‘Everybody Wants Some!!’ Film Review: A Cut-Above Campus Comedy

On its chrome-plated exterior, “Everybody Wants Some!!” is a freewheeling and very funny campus comedy that takes place at a Texas college three days before classes start. Look closer, and there is one intricate engine under its hood.

This kaleidoscope from Richard Linklater (“Boyhood,” “Before Sunrise”) is set at a time when polyester was cool, jeans were high-waisted and guys who were not porn stars boasted brushy, brushy mustaches. That time is August 1980, a cusp moment in America. Volunteers for GOP presidential candidate Ronald Reagan and Democratic incumbent Jimmy Carter are working the quad, jockeying for the attention of undefined undergraduates who slowly emerge as individual personalities. There is Finn (Glen Powell), the philosopher; Willoughby (Wyatt Russell), the Zen stoner; and Jake (Blake Jenner), the quiet freshman taking it all in.

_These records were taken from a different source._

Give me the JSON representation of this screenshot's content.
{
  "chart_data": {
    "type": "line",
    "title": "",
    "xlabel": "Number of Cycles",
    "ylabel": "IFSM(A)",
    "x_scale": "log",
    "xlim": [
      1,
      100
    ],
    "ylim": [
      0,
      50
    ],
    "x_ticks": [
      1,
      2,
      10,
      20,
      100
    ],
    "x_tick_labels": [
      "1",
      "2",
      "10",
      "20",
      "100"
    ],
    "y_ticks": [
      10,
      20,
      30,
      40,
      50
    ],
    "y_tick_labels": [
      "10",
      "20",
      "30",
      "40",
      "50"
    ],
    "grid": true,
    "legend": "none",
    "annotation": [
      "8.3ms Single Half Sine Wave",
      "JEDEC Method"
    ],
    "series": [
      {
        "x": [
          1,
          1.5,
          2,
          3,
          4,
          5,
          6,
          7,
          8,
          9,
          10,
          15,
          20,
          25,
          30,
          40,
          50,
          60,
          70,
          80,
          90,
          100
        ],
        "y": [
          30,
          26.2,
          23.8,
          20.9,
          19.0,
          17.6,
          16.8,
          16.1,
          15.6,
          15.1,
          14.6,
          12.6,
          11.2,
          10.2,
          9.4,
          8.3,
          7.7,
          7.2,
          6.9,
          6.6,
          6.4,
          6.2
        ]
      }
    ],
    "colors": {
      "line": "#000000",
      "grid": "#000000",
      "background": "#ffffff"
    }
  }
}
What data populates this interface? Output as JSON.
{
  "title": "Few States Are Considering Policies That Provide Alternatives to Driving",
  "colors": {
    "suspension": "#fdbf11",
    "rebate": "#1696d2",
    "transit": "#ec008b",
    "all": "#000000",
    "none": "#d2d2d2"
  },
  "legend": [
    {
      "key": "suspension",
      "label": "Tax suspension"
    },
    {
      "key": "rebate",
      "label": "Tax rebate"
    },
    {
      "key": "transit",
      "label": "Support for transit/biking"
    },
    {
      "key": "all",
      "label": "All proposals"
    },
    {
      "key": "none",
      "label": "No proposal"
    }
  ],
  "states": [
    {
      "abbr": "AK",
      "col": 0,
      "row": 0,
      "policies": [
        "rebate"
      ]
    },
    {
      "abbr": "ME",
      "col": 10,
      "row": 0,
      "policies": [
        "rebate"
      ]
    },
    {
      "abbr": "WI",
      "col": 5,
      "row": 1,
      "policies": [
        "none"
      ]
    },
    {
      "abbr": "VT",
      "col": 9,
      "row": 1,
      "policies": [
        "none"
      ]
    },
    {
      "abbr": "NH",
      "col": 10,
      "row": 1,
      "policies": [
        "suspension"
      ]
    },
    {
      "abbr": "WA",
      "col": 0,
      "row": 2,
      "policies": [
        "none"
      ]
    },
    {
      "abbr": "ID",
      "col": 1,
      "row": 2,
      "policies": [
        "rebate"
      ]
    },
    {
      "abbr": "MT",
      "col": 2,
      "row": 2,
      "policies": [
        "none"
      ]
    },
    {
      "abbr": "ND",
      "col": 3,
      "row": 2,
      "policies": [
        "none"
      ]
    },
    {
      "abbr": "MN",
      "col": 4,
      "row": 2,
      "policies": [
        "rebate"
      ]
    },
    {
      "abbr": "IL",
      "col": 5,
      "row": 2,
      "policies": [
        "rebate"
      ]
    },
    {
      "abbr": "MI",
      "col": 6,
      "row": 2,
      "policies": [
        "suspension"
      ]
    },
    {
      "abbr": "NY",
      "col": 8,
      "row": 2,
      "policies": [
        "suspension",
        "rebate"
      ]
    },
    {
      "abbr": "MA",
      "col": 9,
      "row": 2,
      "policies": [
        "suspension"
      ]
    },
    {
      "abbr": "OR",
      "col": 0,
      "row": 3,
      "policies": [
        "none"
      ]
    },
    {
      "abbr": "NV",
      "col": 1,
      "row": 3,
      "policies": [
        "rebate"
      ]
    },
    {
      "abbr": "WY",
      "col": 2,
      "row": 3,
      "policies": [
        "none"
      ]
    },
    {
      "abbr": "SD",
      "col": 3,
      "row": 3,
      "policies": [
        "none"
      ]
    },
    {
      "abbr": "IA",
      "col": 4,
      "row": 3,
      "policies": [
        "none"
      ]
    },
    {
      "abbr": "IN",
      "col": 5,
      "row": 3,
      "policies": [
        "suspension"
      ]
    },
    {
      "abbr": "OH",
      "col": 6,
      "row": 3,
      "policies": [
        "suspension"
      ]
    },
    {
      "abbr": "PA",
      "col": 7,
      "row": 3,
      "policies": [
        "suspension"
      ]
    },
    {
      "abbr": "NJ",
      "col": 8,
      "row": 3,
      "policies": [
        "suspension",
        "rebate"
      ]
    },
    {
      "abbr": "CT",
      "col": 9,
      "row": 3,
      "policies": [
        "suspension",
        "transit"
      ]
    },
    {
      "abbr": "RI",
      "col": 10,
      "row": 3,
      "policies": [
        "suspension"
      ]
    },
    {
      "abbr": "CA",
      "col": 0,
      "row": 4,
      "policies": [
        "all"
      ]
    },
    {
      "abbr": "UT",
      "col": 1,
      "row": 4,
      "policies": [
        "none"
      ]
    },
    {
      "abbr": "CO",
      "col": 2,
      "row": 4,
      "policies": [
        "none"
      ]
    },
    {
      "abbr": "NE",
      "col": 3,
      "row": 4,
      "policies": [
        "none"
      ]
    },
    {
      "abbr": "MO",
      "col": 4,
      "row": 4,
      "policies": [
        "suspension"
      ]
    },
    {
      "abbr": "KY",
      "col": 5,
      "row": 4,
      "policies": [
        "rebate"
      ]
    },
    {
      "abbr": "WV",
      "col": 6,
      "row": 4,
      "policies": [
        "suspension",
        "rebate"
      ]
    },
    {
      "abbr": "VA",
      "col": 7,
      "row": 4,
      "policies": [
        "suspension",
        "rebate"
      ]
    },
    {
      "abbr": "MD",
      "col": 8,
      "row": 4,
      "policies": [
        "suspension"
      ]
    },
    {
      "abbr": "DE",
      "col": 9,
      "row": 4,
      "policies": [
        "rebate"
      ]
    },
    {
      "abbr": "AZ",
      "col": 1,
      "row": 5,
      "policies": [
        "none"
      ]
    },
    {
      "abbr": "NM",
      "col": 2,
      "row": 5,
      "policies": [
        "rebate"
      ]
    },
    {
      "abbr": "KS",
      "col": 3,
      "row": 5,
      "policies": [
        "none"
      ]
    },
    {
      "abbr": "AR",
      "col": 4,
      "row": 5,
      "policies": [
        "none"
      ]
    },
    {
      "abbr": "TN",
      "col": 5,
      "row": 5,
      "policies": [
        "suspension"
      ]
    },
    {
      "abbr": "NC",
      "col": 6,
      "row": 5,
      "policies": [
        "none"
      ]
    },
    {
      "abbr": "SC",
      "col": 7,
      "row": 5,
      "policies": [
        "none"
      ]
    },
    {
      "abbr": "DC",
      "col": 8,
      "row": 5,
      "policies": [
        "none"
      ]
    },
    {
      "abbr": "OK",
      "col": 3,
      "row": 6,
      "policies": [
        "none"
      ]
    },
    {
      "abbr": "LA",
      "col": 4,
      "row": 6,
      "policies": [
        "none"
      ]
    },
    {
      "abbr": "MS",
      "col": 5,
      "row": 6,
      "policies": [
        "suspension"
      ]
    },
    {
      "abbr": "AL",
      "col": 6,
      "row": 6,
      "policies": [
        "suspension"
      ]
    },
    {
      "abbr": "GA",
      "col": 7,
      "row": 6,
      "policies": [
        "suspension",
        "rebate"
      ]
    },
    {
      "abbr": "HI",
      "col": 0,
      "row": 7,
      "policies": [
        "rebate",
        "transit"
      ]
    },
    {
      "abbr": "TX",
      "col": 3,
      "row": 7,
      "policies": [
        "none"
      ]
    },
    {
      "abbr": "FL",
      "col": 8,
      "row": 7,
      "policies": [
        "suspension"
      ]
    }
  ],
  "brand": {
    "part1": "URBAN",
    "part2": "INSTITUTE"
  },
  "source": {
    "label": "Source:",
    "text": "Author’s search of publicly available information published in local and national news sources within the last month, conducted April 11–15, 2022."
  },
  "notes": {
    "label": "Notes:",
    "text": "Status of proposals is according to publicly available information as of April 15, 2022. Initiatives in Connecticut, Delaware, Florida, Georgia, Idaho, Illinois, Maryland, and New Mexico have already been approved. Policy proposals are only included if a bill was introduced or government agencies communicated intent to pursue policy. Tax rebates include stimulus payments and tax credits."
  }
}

They don’t know it, but they are living in the moment just after Carter’s speech about America’s “crisis of conscience,” before AIDS, and a few more beats before Reagan’s “morning in America.” These guys, members of the championship baseball team, don’t know whether it’s cooler to ape John Travolta’s disco moves from “Saturday Night Fever” or his Texas two-step from “Urban Cowboy.” The young dudes are not unaware of hip-hop and new wave: They sing “Rapper’s Delight” while cruising for girls and go to a punk concert in order to trawl for babes. For them, life is a cabaret, and if they don’t like this act, there’s always another.

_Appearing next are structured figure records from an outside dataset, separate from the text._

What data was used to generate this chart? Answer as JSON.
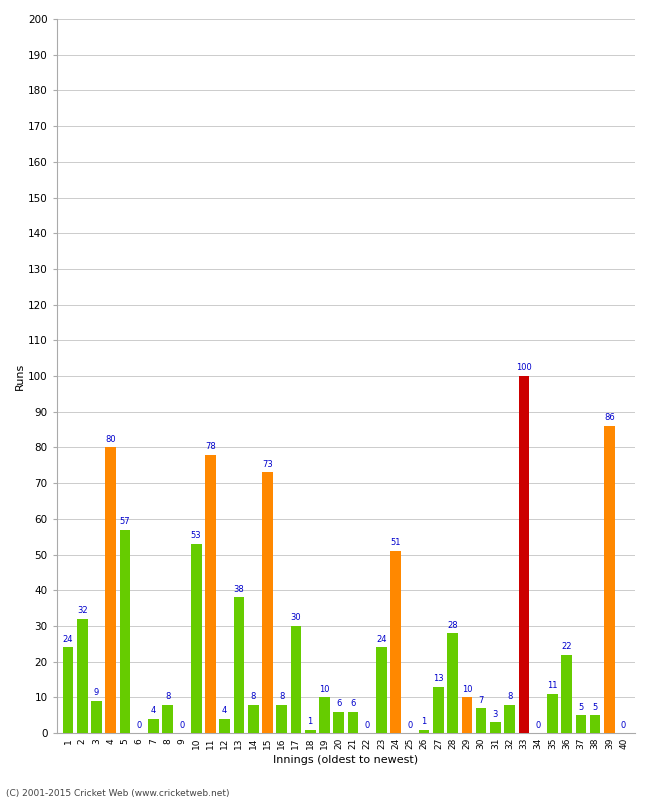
{
  "xlabel": "Innings (oldest to newest)",
  "ylabel": "Runs",
  "ylim": [
    0,
    200
  ],
  "yticks": [
    0,
    10,
    20,
    30,
    40,
    50,
    60,
    70,
    80,
    90,
    100,
    110,
    120,
    130,
    140,
    150,
    160,
    170,
    180,
    190,
    200
  ],
  "green_color": "#66cc00",
  "orange_color": "#ff8800",
  "red_color": "#cc0000",
  "label_color": "#0000cc",
  "bg_color": "#ffffff",
  "grid_color": "#cccccc",
  "footer": "(C) 2001-2015 Cricket Web (www.cricketweb.net)",
  "innings_data": [
    {
      "inn": 1,
      "val": 24,
      "color": "green"
    },
    {
      "inn": 2,
      "val": 32,
      "color": "green"
    },
    {
      "inn": 3,
      "val": 9,
      "color": "green"
    },
    {
      "inn": 4,
      "val": 80,
      "color": "orange"
    },
    {
      "inn": 5,
      "val": 57,
      "color": "green"
    },
    {
      "inn": 6,
      "val": 0,
      "color": "orange"
    },
    {
      "inn": 7,
      "val": 4,
      "color": "green"
    },
    {
      "inn": 8,
      "val": 8,
      "color": "green"
    },
    {
      "inn": 9,
      "val": 0,
      "color": "orange"
    },
    {
      "inn": 10,
      "val": 53,
      "color": "green"
    },
    {
      "inn": 11,
      "val": 78,
      "color": "orange"
    },
    {
      "inn": 12,
      "val": 4,
      "color": "green"
    },
    {
      "inn": 13,
      "val": 38,
      "color": "green"
    },
    {
      "inn": 14,
      "val": 8,
      "color": "green"
    },
    {
      "inn": 15,
      "val": 73,
      "color": "orange"
    },
    {
      "inn": 16,
      "val": 8,
      "color": "green"
    },
    {
      "inn": 17,
      "val": 30,
      "color": "green"
    },
    {
      "inn": 18,
      "val": 1,
      "color": "green"
    },
    {
      "inn": 19,
      "val": 10,
      "color": "green"
    },
    {
      "inn": 20,
      "val": 6,
      "color": "green"
    },
    {
      "inn": 21,
      "val": 6,
      "color": "green"
    },
    {
      "inn": 22,
      "val": 0,
      "color": "orange"
    },
    {
      "inn": 23,
      "val": 24,
      "color": "green"
    },
    {
      "inn": 24,
      "val": 51,
      "color": "orange"
    },
    {
      "inn": 25,
      "val": 0,
      "color": "green"
    },
    {
      "inn": 26,
      "val": 1,
      "color": "green"
    },
    {
      "inn": 27,
      "val": 13,
      "color": "green"
    },
    {
      "inn": 28,
      "val": 28,
      "color": "green"
    },
    {
      "inn": 29,
      "val": 10,
      "color": "orange"
    },
    {
      "inn": 30,
      "val": 7,
      "color": "green"
    },
    {
      "inn": 31,
      "val": 3,
      "color": "green"
    },
    {
      "inn": 32,
      "val": 8,
      "color": "green"
    },
    {
      "inn": 33,
      "val": 100,
      "color": "red"
    },
    {
      "inn": 34,
      "val": 0,
      "color": "orange"
    },
    {
      "inn": 35,
      "val": 11,
      "color": "green"
    },
    {
      "inn": 36,
      "val": 22,
      "color": "green"
    },
    {
      "inn": 37,
      "val": 5,
      "color": "green"
    },
    {
      "inn": 38,
      "val": 5,
      "color": "green"
    },
    {
      "inn": 39,
      "val": 86,
      "color": "orange"
    },
    {
      "inn": 40,
      "val": 0,
      "color": "green"
    }
  ]
}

A running sight gag is how the guys dress differently for the various clubs in order to fit in. They haven’t yet discovered how to stand out.

Because the guys are players, in every sense of the word, there are pointed moments of winning-is-everything behavior and a rudely funny sequence of hazing. Because they are angling for one-night stands, their awkward pickup lines provide much of the randy humor. Linklater would seem to be conducting an anthropological survey of jockus americanus. But, as in his best films, he is after something more subtle. Namely, what is it that sparks human connection? (Spoiler alert: It’s neither smart-assery nor sex.)

It emerges that the film’s first two acts provide the kaleidoscopic context and its last a microscopic examination of a budding relationship. One of the apparently self-assured ballplayers (you can probably guess which) cannot forget Beverly (Zoey Deutch), a pert redhead and drama major he saw the first day he arrived. Turns out he’s not at all as self-assured as he pretends, nor she so flip. He knows nothing about her world, nor she about his. But they soon find common ground when she notes that each has practiced a lot to get into the drama and athletic programs. When he says that baseball season isn’t until spring, she asks, “So, in rehearsals ’til then?”

What neither freshman has grasped fully is the many ways that college is a rehearsal for adult performance. But their first hangout goes well enough for her to invite him to the drama department’s party to usher in the new school year. Linklater’s film segues lightly from Jockworld, where boys talk bats and brawn, to Performing Arts world, where girls are neither trophies nor pieces of ass, but mistresses of their own domain.

Linklater’s singularity as a director lies in his sympathy for his characters: He likes them all, no matter how flawed. And like his most memorable characters, he is a keen observer of human behavior. While next to “Before Midnight” and “Boyhood,” “Everybody Wants Some!!” may seem like the shallow end of the pool, not every movie needs to be a deep dive. And too few explore the personal transformations that come in the wake of transitional moments. I’m hoping that in five years, Linklater makes “Everybody Wants Some More.”

Postscript: Wyatt Russell and Zoey Deutch looked familiar to me, but I just couldn’t place them. Turns out that Russell is the very funny, very brawny son of Goldie Hawn and Kurt Russell and that Deutch is the rosebud-mouthed daughter of actress Lea Thomson and director Howard Deutch.